Original animation with white background Modified animation with transparent background
Original animation by Wikimedia Commons user WillowW, used under the CC-By 3.0 license.

One detail worth noting is that, if the GIFsicle command doesn't seem to have any effect, you should check that the background color is really correct. For example, for the animation shown above, the actual background color turned out to be #fdfffc (i.e. very slightly yellow-greenish white) rather than #ffffff (pure white). You can't actually tell the difference by eye (or, at least, I can't do that on this screen), but it's enough to make GIFsicle consider the two colors different.

Also note that GIF files only support 1-bit transparency, which means that the edges of the transparent regions will not be anti-aliased. This is OK as long as the background you're showing the animation on isn't too far from the original background color, but if it is, you may find that there will be some ugly color fringing around the edges of the animation. Unfortunately, there's not a lot you can do about that, except to choose a more suitable background or to re-render the animation.

  • Do you have a Windows 7-friendly software alternative to gifsicle I could use instead? I have tried installing the Win32 and 64 binary (I'm using 64 bit Windows 7, from the link on gifsicle's official website) and neither have worked. It just popped up a command prompt, for a sec and then this prompt closed. I have since opened up command prompt (as I understand gifsicle is a command-line based editor) and copy-pasted your commands in (with the actual file names, ofc) and it gave a null file with a warning saying that gifsicle was unrecognized on my system.
    – Josh Pinto
    Commented Dec 12, 2014 at 5:22
  • Hmm... have you tried using the command prompt and specifying the full path to the gifsicle.exe? Or cd-ing to the folder you installed gifsicle into, and running the command from there?
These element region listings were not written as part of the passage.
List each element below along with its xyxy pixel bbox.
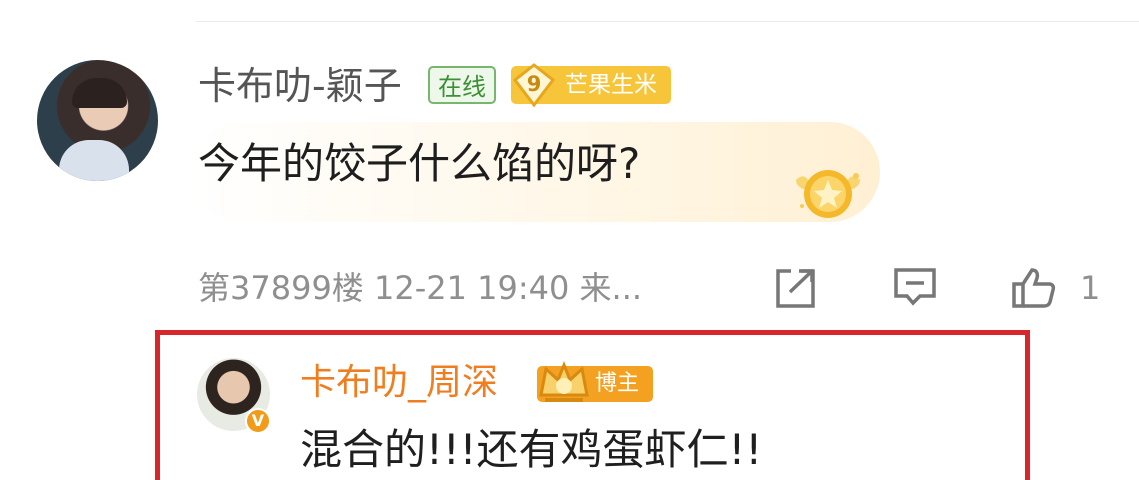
reply-username[interactable]: 卡布叻_周深 — [300, 357, 498, 409]
comment-source: 来... — [579, 269, 643, 307]
commenter-username[interactable]: 卡布叻-颖子 — [198, 60, 402, 112]
reply-text[interactable]: 混合的!!!还有鸡蛋虾仁!! — [300, 420, 762, 480]
medal-icon — [796, 170, 860, 218]
share-icon[interactable] — [773, 266, 819, 308]
blogger-crown-icon — [539, 360, 589, 402]
level-number: 9 — [526, 72, 542, 96]
level-number-icon: 9 — [512, 63, 556, 108]
commenter-avatar[interactable] — [37, 60, 158, 181]
online-status-badge: 在线 — [428, 66, 496, 104]
comment-text[interactable]: 今年的饺子什么馅的呀? — [198, 134, 640, 194]
verified-icon: V — [245, 408, 271, 434]
avatar-hair — [72, 78, 127, 108]
top-divider — [196, 21, 1139, 22]
comment-datetime: 12-21 19:40 — [373, 269, 570, 307]
avatar-shirt — [59, 140, 129, 181]
comment-meta: 第37899楼 12-21 19:40 来... — [198, 262, 642, 314]
like-count: 1 — [1080, 269, 1101, 307]
floor-number: 第37899楼 — [198, 269, 364, 307]
like-icon[interactable] — [1010, 266, 1056, 308]
reply-icon[interactable] — [892, 266, 938, 308]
Or adding that folder into your %PATH%? Commented Dec 12, 2014 at 11:56
  • cd-ing to the directory, running that command worked perfectly without a hitch, hence I shall accept your answer.
    – Josh Pinto
    Commented Dec 12, 2014 at 12:51

Try http://www.gifmagic.com

It is very easy.

Choose: 1) edit


3)add and

4) select the area which you want to apply.


Similarly to GIFsicle and GIFmagic, EzGIF is an online set of GIF tools that (among other things) let's you do that:

  1. Choose "Effects"
  2. upload the GIF
  3. then use "Replace color with transparency" box
  4. and apply

(You can then also optimize the result if you want)


If you have imagemagick you can run the command convert input.gif -transparent white output.gif in a terminal.

  • Can you explain what that command does? We're looking for longer answers with an explanation, not one-liners. Besides, it looks like it converts the color white to transparent, so will it also select everything that is white in the image?
    – Luciano
    Commented Aug 9, 2017 at 12:12

You can do this directly from photoshop.

Use the 'Save to Web' option and save as a GIF with transparency. Find the color you want to be transparent from the Color Table. Click it and then click the button I've circled in red.

Color table transparency

This will make whichever color you had selected transparent. Save.